Вера оторопела, внутри у нее что-то словно оборвалось почему-то, хотя, казалось бы, её это никак не должно было взволновать. Затем, горячо надеясь на то, что ничем не выдала себя, произнесла подчеркнуто безразличным тоном:

– Да не-ет, не слышала… Я ж в дирекцию не хожу особо-то… Да хотя бы и так, мне-то что?

Вот же проныра эта Машка, шастает по институту, вечно трется в дирекции, собирает последние новости, курит там со всеми секретаршами подряд и чаи пьет, ну, а те всегда все про всех совершенно точно знают! А еще все-таки больно царапнуло: шеф Аршакович уедет – ну как же так?
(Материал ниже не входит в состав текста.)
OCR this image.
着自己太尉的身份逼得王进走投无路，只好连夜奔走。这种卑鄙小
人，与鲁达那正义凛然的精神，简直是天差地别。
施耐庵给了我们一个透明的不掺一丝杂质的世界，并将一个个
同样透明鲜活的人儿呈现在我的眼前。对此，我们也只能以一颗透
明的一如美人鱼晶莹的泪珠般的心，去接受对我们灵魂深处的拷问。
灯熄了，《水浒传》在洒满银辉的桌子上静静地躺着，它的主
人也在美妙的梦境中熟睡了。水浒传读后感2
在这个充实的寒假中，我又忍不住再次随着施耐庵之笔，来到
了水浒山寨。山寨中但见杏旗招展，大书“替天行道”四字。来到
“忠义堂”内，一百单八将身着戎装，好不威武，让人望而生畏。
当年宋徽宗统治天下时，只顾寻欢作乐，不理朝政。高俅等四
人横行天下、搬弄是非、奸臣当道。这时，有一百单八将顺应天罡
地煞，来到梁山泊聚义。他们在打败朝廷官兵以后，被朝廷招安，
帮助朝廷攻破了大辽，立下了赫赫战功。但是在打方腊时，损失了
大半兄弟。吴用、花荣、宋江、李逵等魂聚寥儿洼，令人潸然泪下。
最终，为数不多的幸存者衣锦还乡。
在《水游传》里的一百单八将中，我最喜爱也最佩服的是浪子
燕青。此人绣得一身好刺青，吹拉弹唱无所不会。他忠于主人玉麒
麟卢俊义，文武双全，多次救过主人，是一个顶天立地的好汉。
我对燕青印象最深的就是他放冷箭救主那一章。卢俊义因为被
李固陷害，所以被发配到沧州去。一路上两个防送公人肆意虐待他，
– Да… вот так… такая вот важная персона наш шеф Аршакович-то, да?! Но тогда он от нас уйдет, а на отдел кого назначат? Он все в МИД мотается, в Дипакадемию, в международный отдел ЦК, чуть ли не по несколько раз в неделю, и вот, может, во Францию на работу… – Теперь уже Машка заметно оправилась от своих горестей – надо же, как быстро, и, как всегда, новости так и сыпались из нее, как из рога изобилия. – И знаешь, вот если Александра поставят на отдел, так это уже вообще просто караул будет! Зануда он жуткий, и вечно придирается ко всем – с ним тогда точно и не опоздаешь, и не отпросишься!.. А Соловьева если назначат – ну это вообще кранты! Он же всего на свете боится, у него прозвище даже «Заячьи уши»!.. Ой, слушай, вот же еще что! Анечка-то наша как из больницы вышла, так на работе пока что не появляется… дома долечивается, – протянула ехидная Машка.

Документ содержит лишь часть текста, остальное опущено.